Protection of the Social Security Trust Funds from the public debt limit
Protection of Trust Funds
Notwithstanding any other provision of law—
no officer or employee of the United States may—
delay the deposit of any amount into (or delay the credit of any amount to) the Federal Old-Age and Survivors Insurance Trust Fund or the Federal Disability Insurance Trust Fund or otherwise vary from the normal terms, procedures, or timing for making such deposits or credits, or
refrain from the investment in public debt obligations of amounts in either of such Trust Funds,
no officer or employee of the United States may disinvest amounts in either of such Trust Funds which are invested in public debt obligations if a purpose of the disinvestment is to reduce the amount of outstanding public debt obligations.

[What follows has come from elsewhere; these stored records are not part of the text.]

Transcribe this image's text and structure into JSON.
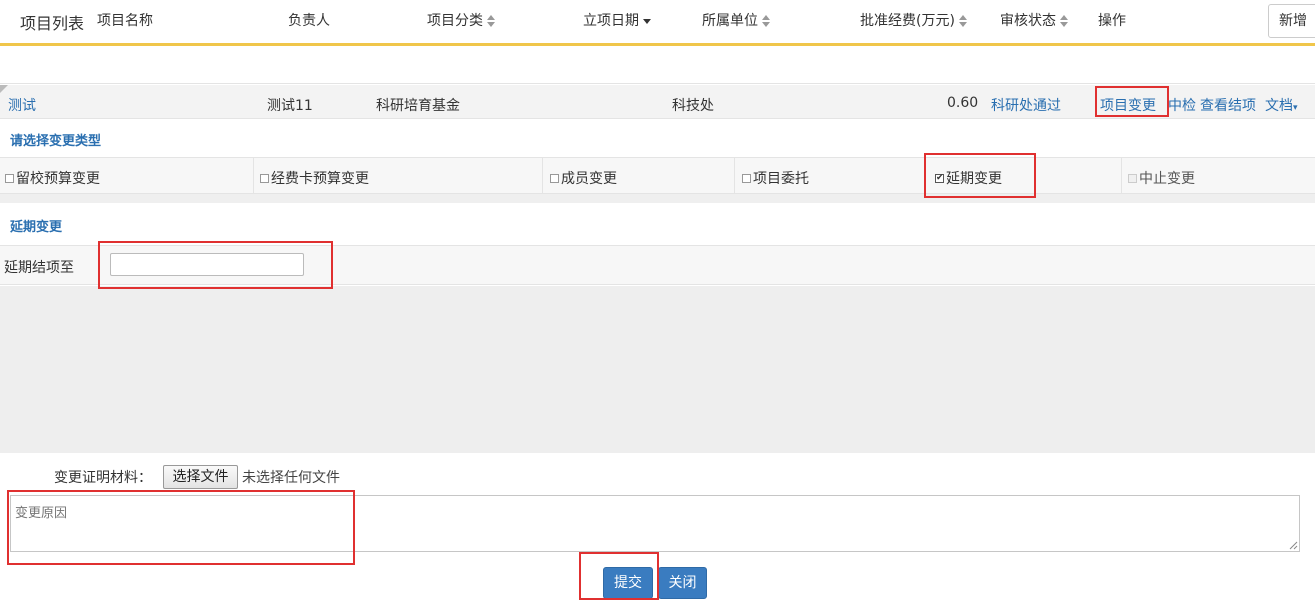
{
  "header": {
    "title": "项目列表",
    "new_button": "新增"
  },
  "table": {
    "columns": [
      {
        "label": "项目名称",
        "sort": "none"
      },
      {
        "label": "负责人",
        "sort": "none"
      },
      {
        "label": "项目分类",
        "sort": "both"
      },
      {
        "label": "立项日期",
        "sort": "desc"
      },
      {
        "label": "所属单位",
        "sort": "both"
      },
      {
        "label": "批准经费(万元)",
        "sort": "both"
      },
      {
        "label": "审核状态",
        "sort": "both"
      },
      {
        "label": "操作",
        "sort": "none"
      }
    ],
    "row": {
      "name": "测试",
      "owner": "测试11",
      "category": "科研培育基金",
      "unit": "科技处",
      "funds": "0.60",
      "status": "科研处通过",
      "actions": [
        "项目变更",
        "中检",
        "查看结项",
        "文档"
      ]
    }
  },
  "change_type": {
    "heading": "请选择变更类型",
    "options": [
      {
        "label": "留校预算变更",
        "checked": false,
        "disabled": false
      },
      {
        "label": "经费卡预算变更",
        "checked": false,
        "disabled": false
      },
      {
        "label": "成员变更",
        "checked": false,
        "disabled": false
      },
      {
        "label": "项目委托",
        "checked": false,
        "disabled": false
      },
      {
        "label": "延期变更",
        "checked": true,
        "disabled": false
      },
      {
        "label": "中止变更",
        "checked": false,
        "disabled": true
      }
    ]
  },
  "delay": {
    "heading": "延期变更",
    "field_label": "延期结项至",
    "value": ""
  },
  "attachment": {
    "label": "变更证明材料：",
    "choose_button": "选择文件",
    "no_file_text": "未选择任何文件"
  },
  "reason": {
    "placeholder": "变更原因",
    "value": ""
  },
  "footer": {
    "submit": "提交",
    "close": "关闭"
  },
  "colors": {
    "accent": "#2a6fb0",
    "divider": "#f0c64a",
    "primary_button": "#3a7cc0",
    "highlight": "#e03030"
  }
}
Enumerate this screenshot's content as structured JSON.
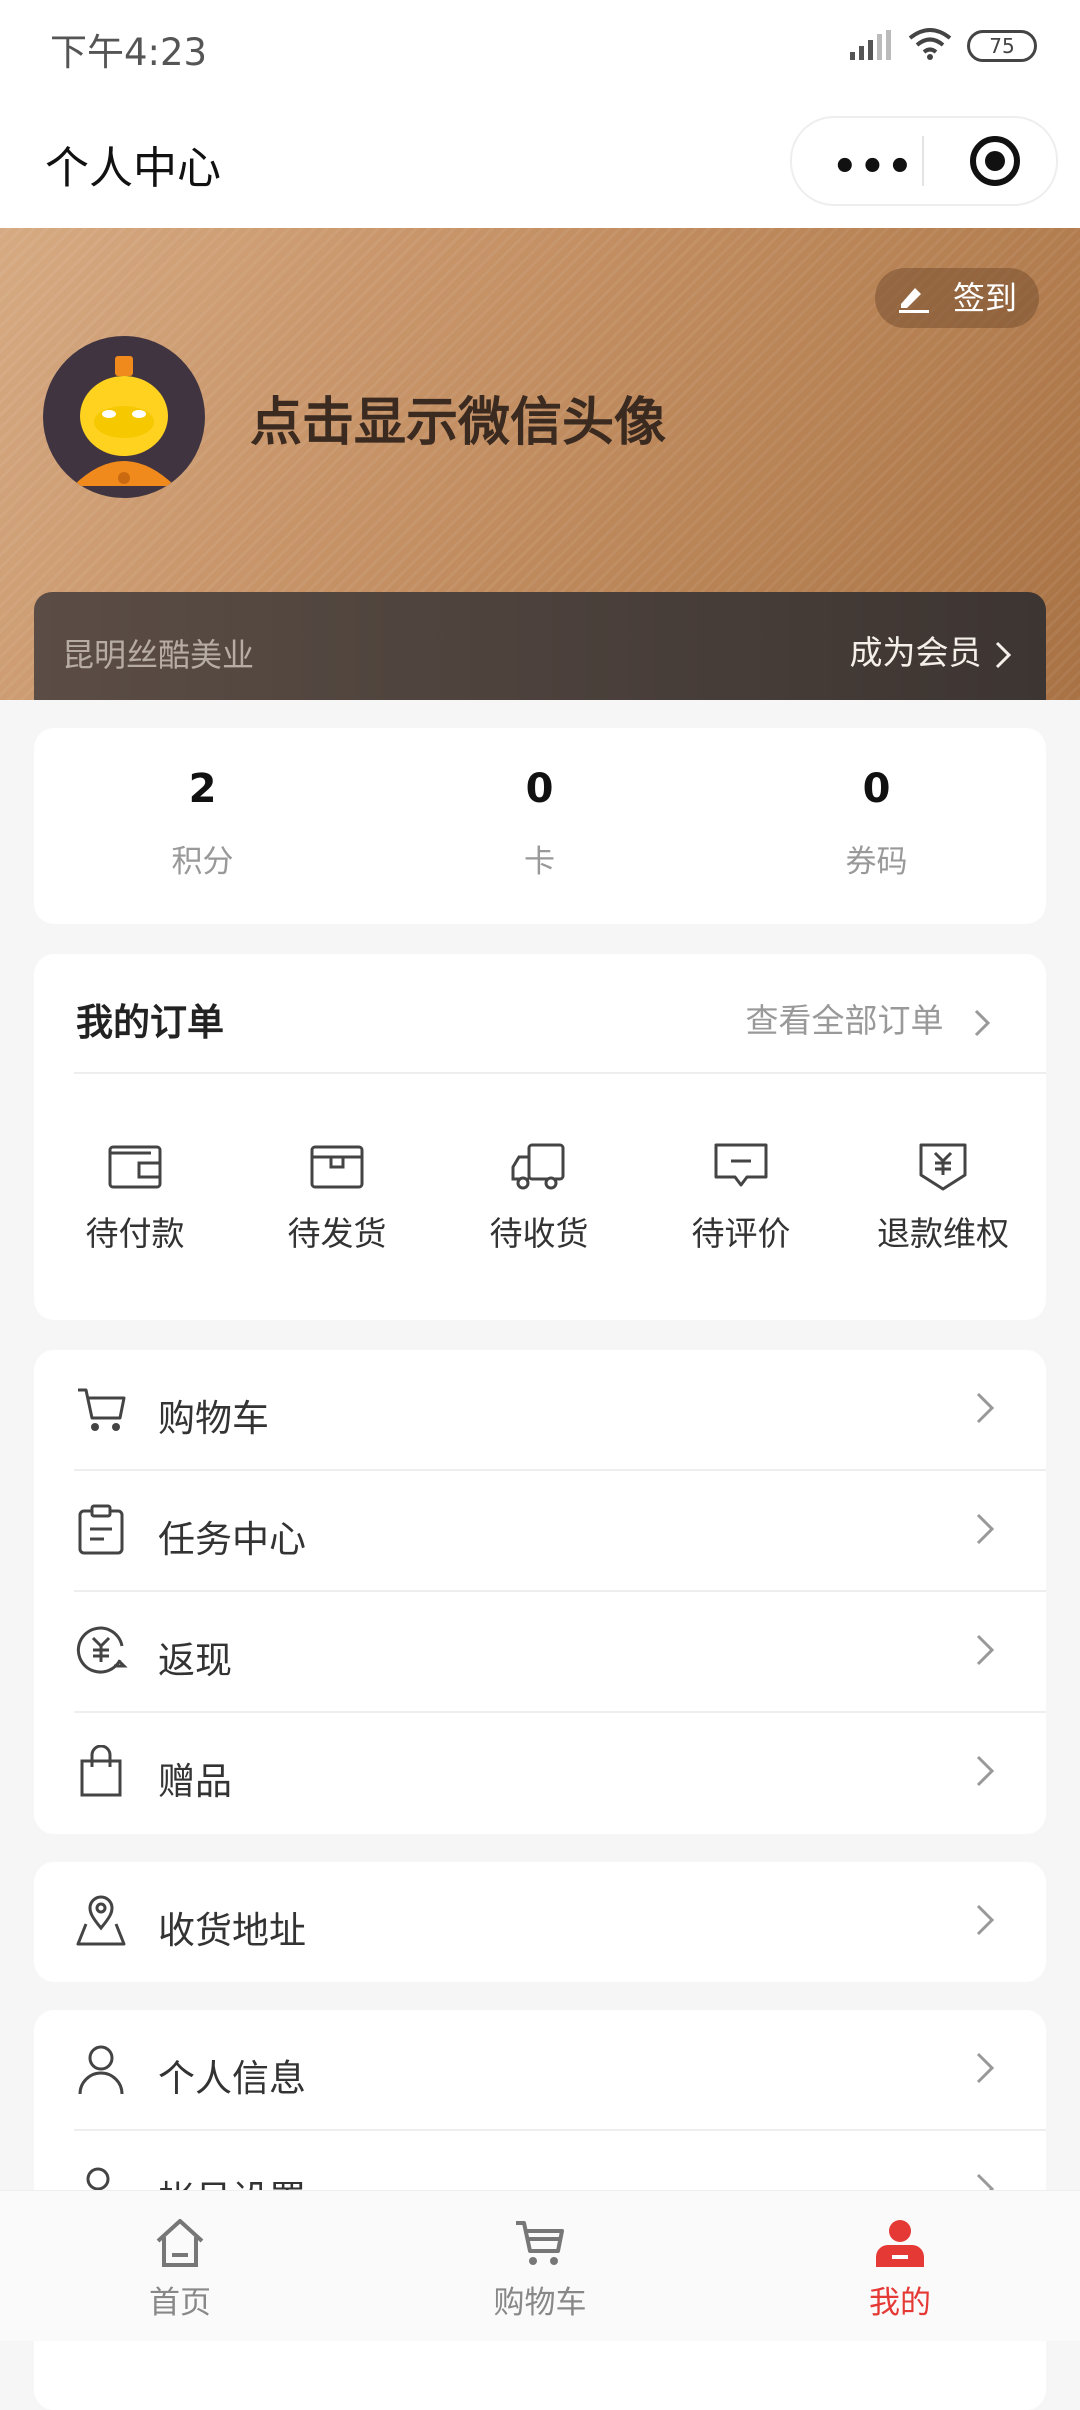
{
  "status_bar": {
    "time": "下午4:23",
    "battery": "75"
  },
  "title_bar": {
    "title": "个人中心"
  },
  "header": {
    "checkin_label": "签到",
    "nickname": "点击显示微信头像",
    "store_name": "昆明丝酷美业",
    "become_member": "成为会员"
  },
  "stats": [
    {
      "value": "2",
      "label": "积分"
    },
    {
      "value": "0",
      "label": "卡"
    },
    {
      "value": "0",
      "label": "券码"
    }
  ],
  "orders": {
    "title": "我的订单",
    "view_all": "查看全部订单",
    "items": [
      {
        "label": "待付款",
        "icon": "wallet-icon"
      },
      {
        "label": "待发货",
        "icon": "box-icon"
      },
      {
        "label": "待收货",
        "icon": "truck-icon"
      },
      {
        "label": "待评价",
        "icon": "comment-icon"
      },
      {
        "label": "退款维权",
        "icon": "refund-icon"
      }
    ]
  },
  "menu_group1": [
    {
      "label": "购物车",
      "icon": "cart-icon"
    },
    {
      "label": "任务中心",
      "icon": "clipboard-icon"
    },
    {
      "label": "返现",
      "icon": "cashback-icon"
    },
    {
      "label": "赠品",
      "icon": "gift-bag-icon"
    }
  ],
  "menu_group2": [
    {
      "label": "收货地址",
      "icon": "map-pin-icon"
    }
  ],
  "menu_group3": [
    {
      "label": "个人信息",
      "icon": "user-icon"
    },
    {
      "label": "帐号设置",
      "icon": "account-settings-icon"
    }
  ],
  "tabbar": [
    {
      "label": "首页",
      "icon": "home-icon"
    },
    {
      "label": "购物车",
      "icon": "cart-icon"
    },
    {
      "label": "我的",
      "icon": "profile-icon",
      "active": true
    }
  ],
  "colors": {
    "accent": "#e53935",
    "banner": "#c9966b"
  }
}
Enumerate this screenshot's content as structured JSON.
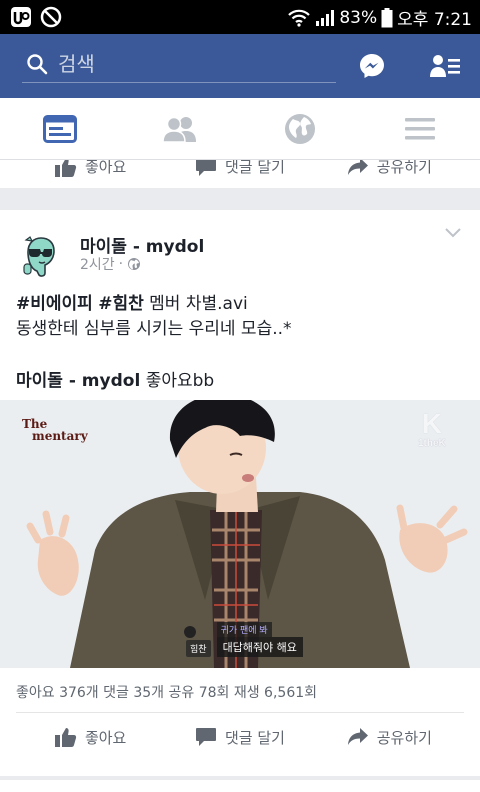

Protection of benefits and expenditures for administrative expenses
Notwithstanding subsection (a), during any period for which cash benefits or administrative expenses would not otherwise be payable from the Federal Old-Age and Survivors Insurance Trust Fund or the Federal Disability Insurance Trust Fund by reason of an inability to issue further public debt obligations because of the applicable public debt limit, public debt obligations held by such Trust Fund shall be sold or redeemed only for the purpose of making payment of such benefits or administrative expenses and only to the extent cash assets of such Trust Fund are not available from month to month for making payment of such benefits or administrative expenses.
Issuance of corresponding debt
For purposes of undertaking the sale or redemption of public debt obligations held by the Federal Old-Age and Survivors Insurance Trust Fund or the Federal Disability Insurance Trust Fund pursuant to paragraph (1), the Secretary of the Treasury may issue corresponding public debt obligations to the public, in order to obtain the cash necessary for payment of benefits or administrative expenses from such Trust Fund, notwithstanding the public debt limit.
Advance notice of sale or redemption
Not less than 3 days prior to the date on which, by reason of the public debt limit, the Secretary of the Treasury expects to undertake a sale or redemption authorized under paragraph (1), the Secretary of the Treasury shall report to each House of the Congress and to the Comptroller General of the United States regarding the expected sale or redemption. Upon receipt of such report, the Comptroller General shall review the extent of compliance with subsection (a) and paragraphs (1) and (2) of this subsection and shall issue such findings and recommendations to each House of the Congress as the Comptroller General considers necessary and appropriate.
Public debt obligation
For purposes of this section, the term public debt obligation means any obligation subject to the public debt limit established under section 3101 of title 31, United States Code.